I had given the Bonke family powdered milk, rice and biscuits, but as in the Ogaden, I was troubled at not having enough for their neighbours. And everything considered, I even questioned the wisdom of raising one family’s living standards in the unstable political climate of Ethiopia.
Sure enough, between 1975 and 1991, the general situation deteriorated under the violent leadership of Mengistu who mounted a ‘Red Terror’ campaign against all opponents of his wretched regime.
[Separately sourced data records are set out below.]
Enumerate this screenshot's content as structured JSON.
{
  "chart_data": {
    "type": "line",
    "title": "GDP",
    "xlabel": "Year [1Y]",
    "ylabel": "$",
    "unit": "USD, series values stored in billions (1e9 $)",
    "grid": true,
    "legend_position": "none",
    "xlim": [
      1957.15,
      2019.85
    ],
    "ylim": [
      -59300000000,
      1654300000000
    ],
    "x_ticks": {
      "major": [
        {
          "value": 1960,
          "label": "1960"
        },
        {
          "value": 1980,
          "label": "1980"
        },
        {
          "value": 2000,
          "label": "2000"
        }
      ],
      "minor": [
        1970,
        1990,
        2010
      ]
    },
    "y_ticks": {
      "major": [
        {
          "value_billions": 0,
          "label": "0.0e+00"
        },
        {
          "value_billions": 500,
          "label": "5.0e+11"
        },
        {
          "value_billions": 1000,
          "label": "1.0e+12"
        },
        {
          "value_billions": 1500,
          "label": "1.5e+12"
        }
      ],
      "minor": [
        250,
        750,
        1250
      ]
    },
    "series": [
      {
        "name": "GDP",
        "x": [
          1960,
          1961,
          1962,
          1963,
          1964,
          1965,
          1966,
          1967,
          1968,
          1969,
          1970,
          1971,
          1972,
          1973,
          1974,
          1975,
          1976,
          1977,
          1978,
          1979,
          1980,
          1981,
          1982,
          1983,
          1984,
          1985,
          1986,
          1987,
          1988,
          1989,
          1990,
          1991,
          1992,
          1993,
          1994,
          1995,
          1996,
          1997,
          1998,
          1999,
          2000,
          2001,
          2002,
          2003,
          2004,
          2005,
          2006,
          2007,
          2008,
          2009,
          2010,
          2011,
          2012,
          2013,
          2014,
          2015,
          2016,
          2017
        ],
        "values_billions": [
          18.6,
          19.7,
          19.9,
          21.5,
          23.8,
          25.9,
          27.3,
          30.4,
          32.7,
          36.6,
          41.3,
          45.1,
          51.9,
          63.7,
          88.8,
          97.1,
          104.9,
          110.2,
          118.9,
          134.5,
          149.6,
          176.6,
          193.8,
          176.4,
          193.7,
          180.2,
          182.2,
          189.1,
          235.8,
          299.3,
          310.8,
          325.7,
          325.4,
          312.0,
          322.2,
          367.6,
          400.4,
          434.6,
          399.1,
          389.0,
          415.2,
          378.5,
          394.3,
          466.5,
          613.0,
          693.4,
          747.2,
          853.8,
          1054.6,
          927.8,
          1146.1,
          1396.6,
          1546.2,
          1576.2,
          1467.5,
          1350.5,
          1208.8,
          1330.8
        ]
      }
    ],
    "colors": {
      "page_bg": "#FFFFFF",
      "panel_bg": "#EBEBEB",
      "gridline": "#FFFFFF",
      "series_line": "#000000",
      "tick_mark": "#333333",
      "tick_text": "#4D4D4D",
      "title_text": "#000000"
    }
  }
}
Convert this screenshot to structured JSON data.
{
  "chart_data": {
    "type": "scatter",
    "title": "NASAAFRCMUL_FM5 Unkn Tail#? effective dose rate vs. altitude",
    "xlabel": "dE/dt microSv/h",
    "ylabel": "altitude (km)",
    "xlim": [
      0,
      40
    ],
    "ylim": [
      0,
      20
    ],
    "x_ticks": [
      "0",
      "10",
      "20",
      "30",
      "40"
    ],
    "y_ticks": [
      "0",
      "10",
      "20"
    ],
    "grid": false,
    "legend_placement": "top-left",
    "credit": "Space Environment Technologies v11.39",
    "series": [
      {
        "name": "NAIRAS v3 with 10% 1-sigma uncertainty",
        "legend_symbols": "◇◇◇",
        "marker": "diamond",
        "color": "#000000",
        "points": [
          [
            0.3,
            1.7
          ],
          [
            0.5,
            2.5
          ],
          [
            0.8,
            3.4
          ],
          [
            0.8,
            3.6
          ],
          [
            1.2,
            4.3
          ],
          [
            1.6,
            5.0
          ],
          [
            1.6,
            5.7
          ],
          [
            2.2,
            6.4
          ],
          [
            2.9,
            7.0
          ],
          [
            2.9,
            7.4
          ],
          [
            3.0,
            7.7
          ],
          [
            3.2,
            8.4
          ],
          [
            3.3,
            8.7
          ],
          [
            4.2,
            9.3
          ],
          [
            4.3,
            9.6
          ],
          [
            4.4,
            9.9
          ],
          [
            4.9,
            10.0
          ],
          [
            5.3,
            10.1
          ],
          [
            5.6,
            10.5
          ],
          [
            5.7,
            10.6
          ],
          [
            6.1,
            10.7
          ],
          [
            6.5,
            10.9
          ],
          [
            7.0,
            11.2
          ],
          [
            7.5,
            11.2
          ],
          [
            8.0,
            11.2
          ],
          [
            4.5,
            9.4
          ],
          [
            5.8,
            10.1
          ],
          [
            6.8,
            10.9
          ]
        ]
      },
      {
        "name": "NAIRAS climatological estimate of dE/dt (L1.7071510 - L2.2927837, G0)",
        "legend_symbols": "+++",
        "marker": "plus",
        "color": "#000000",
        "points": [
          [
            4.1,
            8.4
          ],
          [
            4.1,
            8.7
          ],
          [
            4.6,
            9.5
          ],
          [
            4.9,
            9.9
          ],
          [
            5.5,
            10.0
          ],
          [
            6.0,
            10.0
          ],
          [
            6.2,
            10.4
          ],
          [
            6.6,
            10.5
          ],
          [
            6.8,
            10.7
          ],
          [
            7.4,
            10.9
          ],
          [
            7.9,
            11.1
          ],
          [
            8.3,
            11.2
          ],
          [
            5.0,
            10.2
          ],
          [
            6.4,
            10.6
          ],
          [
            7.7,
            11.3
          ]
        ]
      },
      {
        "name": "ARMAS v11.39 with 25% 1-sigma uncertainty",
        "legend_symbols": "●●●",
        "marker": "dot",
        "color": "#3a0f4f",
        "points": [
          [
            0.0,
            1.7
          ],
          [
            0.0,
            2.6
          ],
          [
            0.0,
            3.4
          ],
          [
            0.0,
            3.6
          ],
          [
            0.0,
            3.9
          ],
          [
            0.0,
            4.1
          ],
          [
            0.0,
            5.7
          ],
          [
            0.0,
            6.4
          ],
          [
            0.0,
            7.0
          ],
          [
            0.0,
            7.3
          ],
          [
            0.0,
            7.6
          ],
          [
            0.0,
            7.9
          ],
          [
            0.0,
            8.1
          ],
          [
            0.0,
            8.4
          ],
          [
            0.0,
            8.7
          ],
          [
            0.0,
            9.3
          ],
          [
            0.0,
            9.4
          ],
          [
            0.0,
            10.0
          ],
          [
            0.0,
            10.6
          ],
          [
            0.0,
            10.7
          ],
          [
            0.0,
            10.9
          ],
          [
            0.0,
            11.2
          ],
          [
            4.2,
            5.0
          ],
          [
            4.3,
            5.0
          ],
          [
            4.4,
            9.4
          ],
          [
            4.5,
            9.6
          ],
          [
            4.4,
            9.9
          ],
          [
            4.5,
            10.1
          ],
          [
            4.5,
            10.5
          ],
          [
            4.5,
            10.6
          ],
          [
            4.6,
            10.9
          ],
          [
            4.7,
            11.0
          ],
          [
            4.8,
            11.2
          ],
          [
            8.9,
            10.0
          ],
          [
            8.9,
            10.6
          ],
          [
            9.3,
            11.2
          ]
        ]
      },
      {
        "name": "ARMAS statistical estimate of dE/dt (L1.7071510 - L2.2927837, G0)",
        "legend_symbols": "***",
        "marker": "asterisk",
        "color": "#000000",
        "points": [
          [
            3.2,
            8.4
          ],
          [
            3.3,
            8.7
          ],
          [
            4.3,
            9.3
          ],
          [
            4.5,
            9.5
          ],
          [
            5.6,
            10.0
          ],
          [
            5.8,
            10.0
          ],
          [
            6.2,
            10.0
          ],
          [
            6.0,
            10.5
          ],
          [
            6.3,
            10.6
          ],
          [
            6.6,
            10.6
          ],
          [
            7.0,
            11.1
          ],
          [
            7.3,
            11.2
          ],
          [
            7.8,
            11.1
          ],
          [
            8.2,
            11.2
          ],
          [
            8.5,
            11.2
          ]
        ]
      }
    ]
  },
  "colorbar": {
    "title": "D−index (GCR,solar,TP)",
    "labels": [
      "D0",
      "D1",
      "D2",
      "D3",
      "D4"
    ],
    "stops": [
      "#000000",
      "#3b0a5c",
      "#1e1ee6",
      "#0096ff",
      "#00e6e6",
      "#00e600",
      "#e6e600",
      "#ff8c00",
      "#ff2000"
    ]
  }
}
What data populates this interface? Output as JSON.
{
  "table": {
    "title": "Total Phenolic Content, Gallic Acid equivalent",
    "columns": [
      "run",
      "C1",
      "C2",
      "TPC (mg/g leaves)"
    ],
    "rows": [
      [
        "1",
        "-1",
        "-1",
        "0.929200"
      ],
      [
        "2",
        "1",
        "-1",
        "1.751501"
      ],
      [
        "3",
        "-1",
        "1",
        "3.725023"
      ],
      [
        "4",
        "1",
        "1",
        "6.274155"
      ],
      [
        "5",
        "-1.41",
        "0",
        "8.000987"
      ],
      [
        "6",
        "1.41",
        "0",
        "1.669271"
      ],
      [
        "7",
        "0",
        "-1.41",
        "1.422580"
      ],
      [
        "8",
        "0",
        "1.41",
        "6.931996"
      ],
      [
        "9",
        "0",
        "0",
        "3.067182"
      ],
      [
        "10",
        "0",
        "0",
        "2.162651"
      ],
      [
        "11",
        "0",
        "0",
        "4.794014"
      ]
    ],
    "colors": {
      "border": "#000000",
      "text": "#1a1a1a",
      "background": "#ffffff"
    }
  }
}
‘Death to the counter-revolutionaries,’ he cried in 1976, and standing in the centre of Addis Ababa, he’d smashed bottles filled with pig blood to demonstrate the fate awaiting them. Students refusing to obey government orders were arrested, given a gun and sent to the front-line battle zone with Eritrea. State security forces tortured anyone suspected of belonging to opposition movements and thousands of ‘dissident’ peasants were killed, at which point CLEO lost contact with Master Sisay Bonke.
After leaving Siskela, Fineberg invited me for drinks with Father John Gannon, an Irish priest who’d spent twenty-five years in Africa and whose parish was now in Arba Minch. A great raconteur, the father was quick to tell me about a local tribe, the Gujis (pronounced just like the iconic Italian fashion label).
‘I recently took an Irish engineer out to survey possible dam sites,’ he said as we sat watching the sunset on his back verandah. ‘We were deep inside Guji Oromo territory when I mentioned their custom of presentin’ a severed penis to the bride on their wedding night. He got quite upset, so he did, but don’t worry Paddy, I told him. If the Gujis attack us, I’ll offer me own, seeing I sort of don’t need it like.’ Slapping his knee and roaring with laughter, he got up and poured us another belt of whisky as the significance of the necklace from Rada’s jewellery shop dawned on me.